The best way to learn how to program is to do something useful, so this introduction to R is built around a common scientific task: data analysis. You will learn some of the fundamentals of the R language, but our real goal is for you to learn to conduct analyses efficiently and to do so in a way that is reproducible (by you and others). We use R in our lessons because:
we have to use something for examples; it’s free, well-documented, and runs almost everywhere; it has a large (and growing) user base among scientists; and it has a large library of external packages available for performing diverse tasks.
We’ll be using RStudio: a free, open source R integrated development environment. It provides a built in editor, works on all platforms (including on servers) and provides many advantages such as integration with version control and project management.
Basic layout
When you first open RStudio, you will be greeted by three panels:
- The interactive R console (entire left)
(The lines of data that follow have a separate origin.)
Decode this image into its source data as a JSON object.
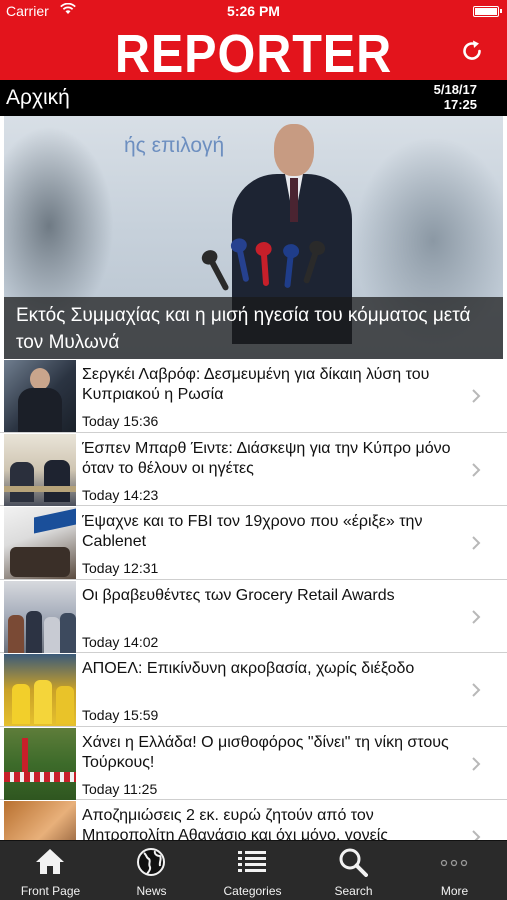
{
  "status_bar": {
    "carrier": "Carrier",
    "time": "5:26 PM"
  },
  "header": {
    "logo": "REPORTER",
    "brand_color": "#e3141c"
  },
  "section": {
    "title": "Αρχική",
    "date": "5/18/17",
    "time": "17:25"
  },
  "hero": {
    "background_text": "ής επιλογή",
    "caption": "Εκτός Συμμαχίας και η μισή ηγεσία του κόμματος μετά τον Μυλωνά"
  },
  "articles": [
    {
      "title": "Σεργκέι Λαβρόφ: Δεσμευμένη για δίκαιη λύση του Κυπριακού η Ρωσία",
      "time": "Today 15:36"
    },
    {
      "title": "Έσπεν Μπαρθ Έιντε: Διάσκεψη για την Κύπρο μόνο όταν το θέλουν οι ηγέτες",
      "time": "Today 14:23"
    },
    {
      "title": "Έψαχνε και το FBI τον 19χρονο που «έριξε» την Cablenet",
      "time": "Today 12:31"
    },
    {
      "title": "Οι βραβευθέντες των Grocery Retail Awards",
      "time": "Today 14:02"
    },
    {
      "title": "ΑΠΟΕΛ: Επικίνδυνη ακροβασία, χωρίς διέξοδο",
      "time": "Today 15:59"
    },
    {
      "title": "Χάνει η Ελλάδα! Ο μισθοφόρος \"δίνει\" τη νίκη στους Τούρκους!",
      "time": "Today 11:25"
    },
    {
      "title": "Αποζημιώσεις 2 εκ. ευρώ ζητούν από τον Μητροπολίτη Αθανάσιο και όχι μόνο, γονείς",
      "time": ""
    }
  ],
  "tabs": [
    {
      "label": "Front Page",
      "icon": "home-icon"
    },
    {
      "label": "News",
      "icon": "globe-icon"
    },
    {
      "label": "Categories",
      "icon": "list-icon"
    },
    {
      "label": "Search",
      "icon": "search-icon"
    },
    {
      "label": "More",
      "icon": "more-icon"
    }
  ]
}
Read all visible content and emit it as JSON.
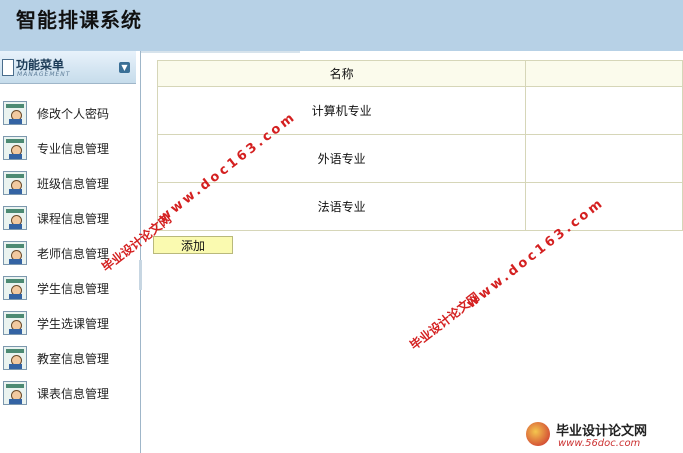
{
  "app": {
    "title": "智能排课系统"
  },
  "sidebar": {
    "title": "功能菜单",
    "subtitle": "MANAGEMENT",
    "items": [
      {
        "label": "修改个人密码"
      },
      {
        "label": "专业信息管理"
      },
      {
        "label": "班级信息管理"
      },
      {
        "label": "课程信息管理"
      },
      {
        "label": "老师信息管理"
      },
      {
        "label": "学生信息管理"
      },
      {
        "label": "学生选课管理"
      },
      {
        "label": "教室信息管理"
      },
      {
        "label": "课表信息管理"
      }
    ]
  },
  "table": {
    "columns": [
      "名称",
      ""
    ],
    "rows": [
      {
        "name": "计算机专业"
      },
      {
        "name": "外语专业"
      },
      {
        "name": "法语专业"
      }
    ]
  },
  "actions": {
    "add_label": "添加"
  },
  "watermark": {
    "text": "毕业设计论文网",
    "url": "www.doc163.com",
    "logo_text": "毕业设计论文网",
    "logo_url": "www.56doc.com"
  }
}
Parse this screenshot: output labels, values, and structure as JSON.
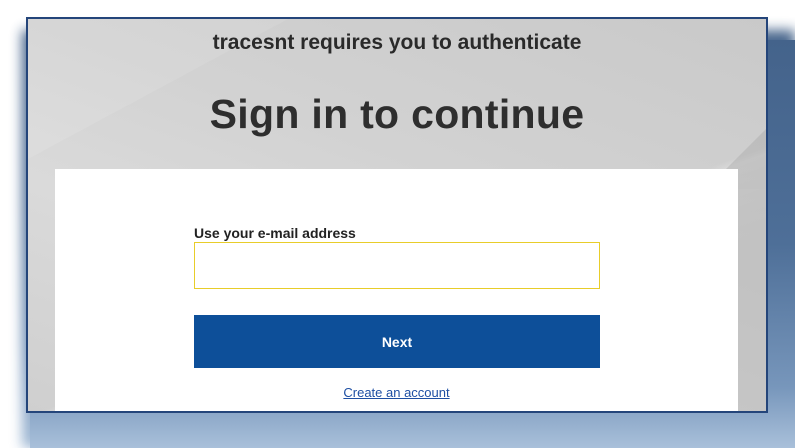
{
  "header": {
    "auth_note": "tracesnt requires you to authenticate",
    "title": "Sign in to continue"
  },
  "form": {
    "email_label": "Use your e-mail address",
    "email_value": "",
    "email_placeholder": "",
    "next_label": "Next",
    "create_account_label": "Create an account"
  },
  "colors": {
    "primary_button": "#0d4f99",
    "input_focus_border": "#e8cd2a",
    "link": "#1e4fa3",
    "window_border": "#24457a",
    "backdrop_shadow": "#4b6c95"
  }
}
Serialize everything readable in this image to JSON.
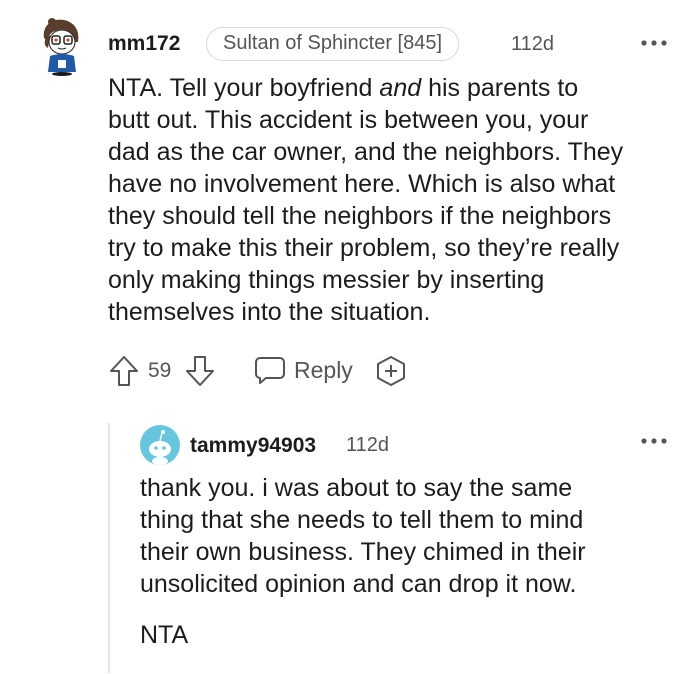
{
  "comment": {
    "username": "mm172",
    "flair": "Sultan of Sphincter [845]",
    "time": "112d",
    "body_html_parts": {
      "before": "NTA. Tell your boyfriend ",
      "emph": "and",
      "after": " his parents to\nbutt out. This accident is between you, your\ndad as the car owner, and the neighbors. They\nhave no involvement here. Which is also what\nthey should tell the neighbors if the neighbors\ntry to make this their problem, so they’re really\nonly making things messier by inserting\nthemselves into the situation."
    },
    "vote_count": "59",
    "reply_label": "Reply"
  },
  "reply": {
    "username": "tammy94903",
    "time": "112d",
    "body_paragraph_1": "thank you. i was about to say the same\nthing that she needs to tell them to mind\ntheir own business. They chimed in their\nunsolicited opinion and can drop it now.",
    "body_paragraph_2": "NTA"
  },
  "icons": {
    "upvote": "arrow-up-outline-icon",
    "downvote": "arrow-down-outline-icon",
    "reply": "speech-bubble-icon",
    "award": "award-plus-icon",
    "more": "ellipsis-icon"
  },
  "colors": {
    "text": "#1c1c1c",
    "meta": "#555555",
    "border": "#d8d8d8",
    "reply_avatar": "#66c6dd"
  }
}
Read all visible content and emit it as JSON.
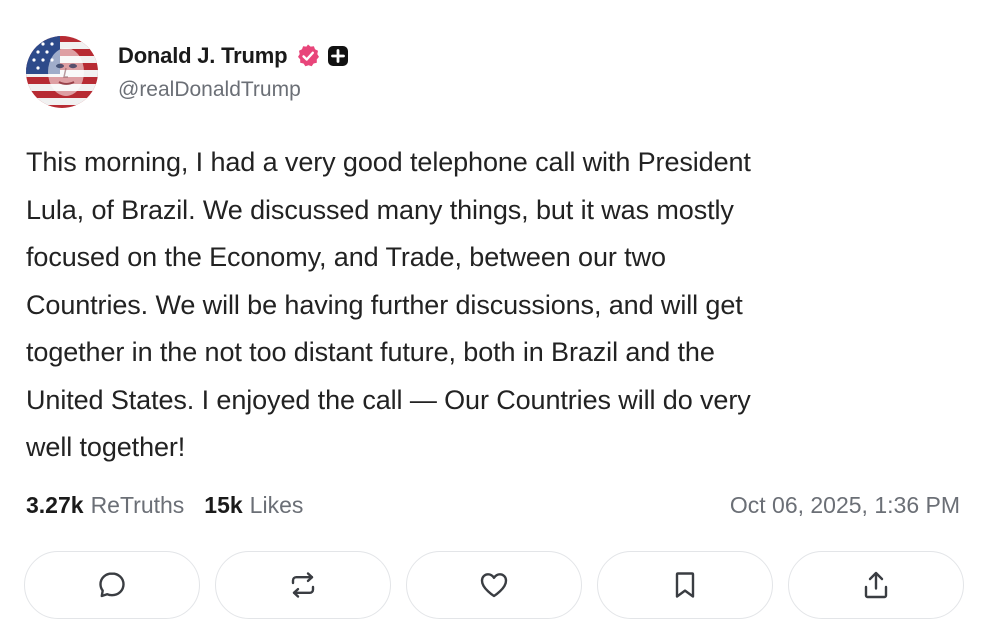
{
  "author": {
    "display_name": "Donald J. Trump",
    "handle": "@realDonaldTrump",
    "avatar_icon": "avatar-american-flag-portrait",
    "verified_icon": "verified-badge-icon",
    "verified_color": "#e8457a",
    "badge_icon": "plus-badge-icon"
  },
  "post": {
    "text": "This morning, I had a very good telephone call with President\nLula, of Brazil. We discussed many things, but it was mostly\nfocused on the Economy, and Trade, between our two\nCountries. We will be having further discussions, and will get\ntogether in the not too distant future, both in Brazil and the\nUnited States. I enjoyed the call — Our Countries will do very\nwell together!"
  },
  "stats": {
    "retruths_count": "3.27k",
    "retruths_label": "ReTruths",
    "likes_count": "15k",
    "likes_label": "Likes",
    "timestamp": "Oct 06, 2025, 1:36 PM"
  },
  "actions": [
    {
      "name": "reply",
      "icon": "comment-icon"
    },
    {
      "name": "retruth",
      "icon": "repost-icon"
    },
    {
      "name": "like",
      "icon": "heart-icon"
    },
    {
      "name": "bookmark",
      "icon": "bookmark-icon"
    },
    {
      "name": "share",
      "icon": "share-icon"
    }
  ],
  "colors": {
    "text_primary": "#1a1a1a",
    "text_secondary": "#6b6f76",
    "button_border": "#e3e5e8",
    "icon": "#3a3d42"
  }
}
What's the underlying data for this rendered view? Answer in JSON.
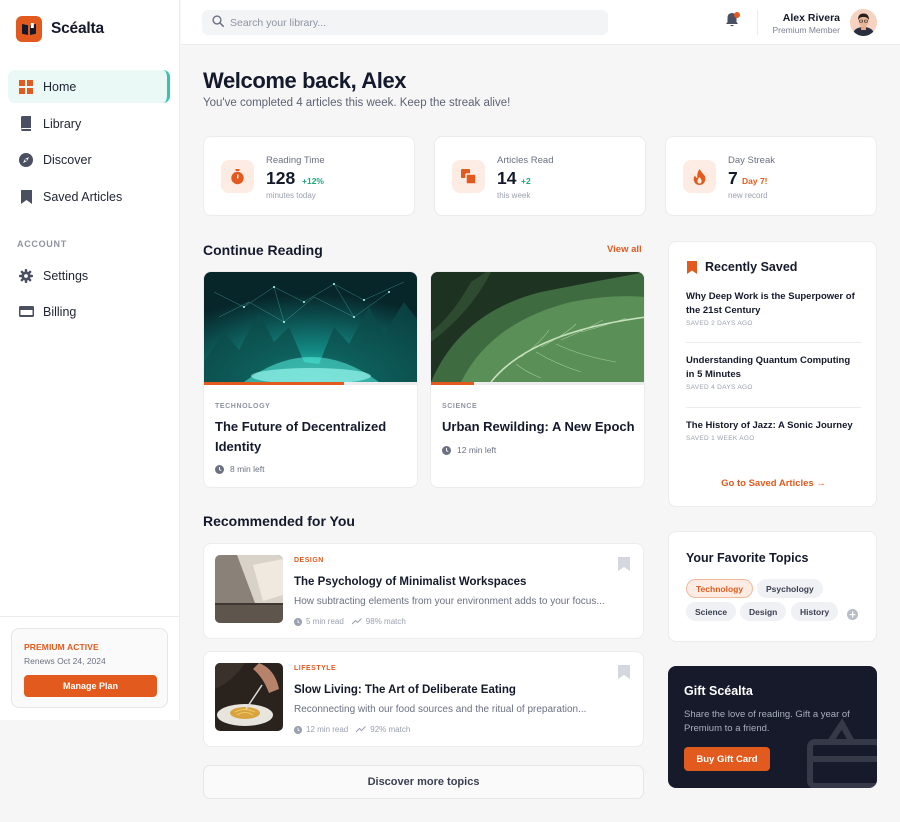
{
  "brand": {
    "name": "Scéalta"
  },
  "nav": {
    "items": [
      {
        "label": "Home",
        "icon": "grid-icon",
        "active": true
      },
      {
        "label": "Library",
        "icon": "book-icon"
      },
      {
        "label": "Discover",
        "icon": "compass-icon"
      },
      {
        "label": "Saved Articles",
        "icon": "bookmark-icon"
      }
    ],
    "section_label": "ACCOUNT",
    "account_items": [
      {
        "label": "Settings",
        "icon": "gear-icon"
      },
      {
        "label": "Billing",
        "icon": "credit-card-icon"
      }
    ]
  },
  "premium": {
    "title": "PREMIUM ACTIVE",
    "renews": "Renews Oct 24, 2024",
    "button": "Manage Plan"
  },
  "header": {
    "search_placeholder": "Search your library...",
    "user_name": "Alex Rivera",
    "user_role": "Premium Member"
  },
  "welcome": {
    "title": "Welcome back, Alex",
    "subtitle": "You've completed 4 articles this week. Keep the streak alive!"
  },
  "stats": [
    {
      "label": "Reading Time",
      "value": "128",
      "delta": "+12%",
      "note": "minutes today",
      "icon": "timer-icon",
      "delta_color": "#1fa67a"
    },
    {
      "label": "Articles Read",
      "value": "14",
      "delta": "+2",
      "note": "this week",
      "icon": "copy-icon",
      "delta_color": "#1fa67a"
    },
    {
      "label": "Day Streak",
      "value": "7",
      "delta": "Day 7!",
      "note": "new record",
      "icon": "flame-icon",
      "delta_color": "#e25a1e"
    }
  ],
  "continue_reading": {
    "title": "Continue Reading",
    "view_all": "View all",
    "cards": [
      {
        "category": "TECHNOLOGY",
        "title": "The Future of Decentralized Identity",
        "time_left": "8 min left",
        "progress": 0.65
      },
      {
        "category": "SCIENCE",
        "title": "Urban Rewilding: A New Epoch",
        "time_left": "12 min left",
        "progress": 0.2
      }
    ]
  },
  "recommended": {
    "title": "Recommended for You",
    "items": [
      {
        "category": "DESIGN",
        "title": "The Psychology of Minimalist Workspaces",
        "description": "How subtracting elements from your environment adds to your focus...",
        "read_time": "5 min read",
        "match": "98% match"
      },
      {
        "category": "LIFESTYLE",
        "title": "Slow Living: The Art of Deliberate Eating",
        "description": "Reconnecting with our food sources and the ritual of preparation...",
        "read_time": "12 min read",
        "match": "92% match"
      }
    ],
    "discover_button": "Discover more topics"
  },
  "recently_saved": {
    "title": "Recently Saved",
    "items": [
      {
        "title": "Why Deep Work is the Superpower of the 21st Century",
        "saved": "SAVED 2 DAYS AGO"
      },
      {
        "title": "Understanding Quantum Computing in 5 Minutes",
        "saved": "SAVED 4 DAYS AGO"
      },
      {
        "title": "The History of Jazz: A Sonic Journey",
        "saved": "SAVED 1 WEEK AGO"
      }
    ],
    "link": "Go to Saved Articles →"
  },
  "topics": {
    "title": "Your Favorite Topics",
    "chips": [
      "Technology",
      "Psychology",
      "Science",
      "Design",
      "History"
    ],
    "active": "Technology"
  },
  "gift": {
    "title": "Gift Scéalta",
    "text": "Share the love of reading. Gift a year of Premium to a friend.",
    "button": "Buy Gift Card"
  },
  "colors": {
    "accent": "#e25a1e",
    "teal": "#35c2b1",
    "positive": "#1fa67a",
    "dark_panel": "#161a2a"
  }
}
- Workspace/History (tabbed in upper right)
- Files/Plots/Packages/Help (tabbed in lower right)
Once you open files, such as R scripts, an editor panel will also open in the top left.
Work flow within RStudio
There are two main ways one can work within RStudio.
- Test and play within the interactive R console then copy code into a .R file to run later.
- This works well when doing small tests and initially starting off.
- It quickly becomes laborious
- Start writing in an .R file and use RStudio’s command / short cut to push current line, selected lines or modified lines to the interactive R console.
- This is a great way to start; all your code is saved for later
- You will be able to run the file you create from within RStudio or using R’s
source()
function.
Introduction to R
Much of your time in R will be spent in the R interactive console. This is where you will run all of your code, and can be a useful environment to try out ideas before adding them to an R script file. This console in RStudio is the same as the one you would get if you just typed in R
in your commandline environment.
The first thing you will see in the R interactive session is a bunch of information, followed by a “>” and a blinking cursor. In many ways this is similar to the shell environment you learned about during the shell lessons: it operates on the same idea of a “Read, evaluate, print loop”: you type in commands, R tries to execute them, and then returns a result.
R Packages
It is possible to add functions to R by obtaining a package written by someone else. As of this writing, there are over 7,000 packages available on CRAN (the comprehensive R archive network). R and RStudio have functionality for managing packages:
- You can see what packages are installed by typing
installed.packages()
- You can install packages by typing
install.packages("packagename")
, wherepackagename
is the package name, in quotes. - You can update installed packages by typing
update.packages()
- You can remove a package with
remove.packages("packagename")
- You can make a package you have installed available for use in your session with
library(packagename)
Install the following packages: ggplot2
, plyr
, gapminder
if you have not done so already.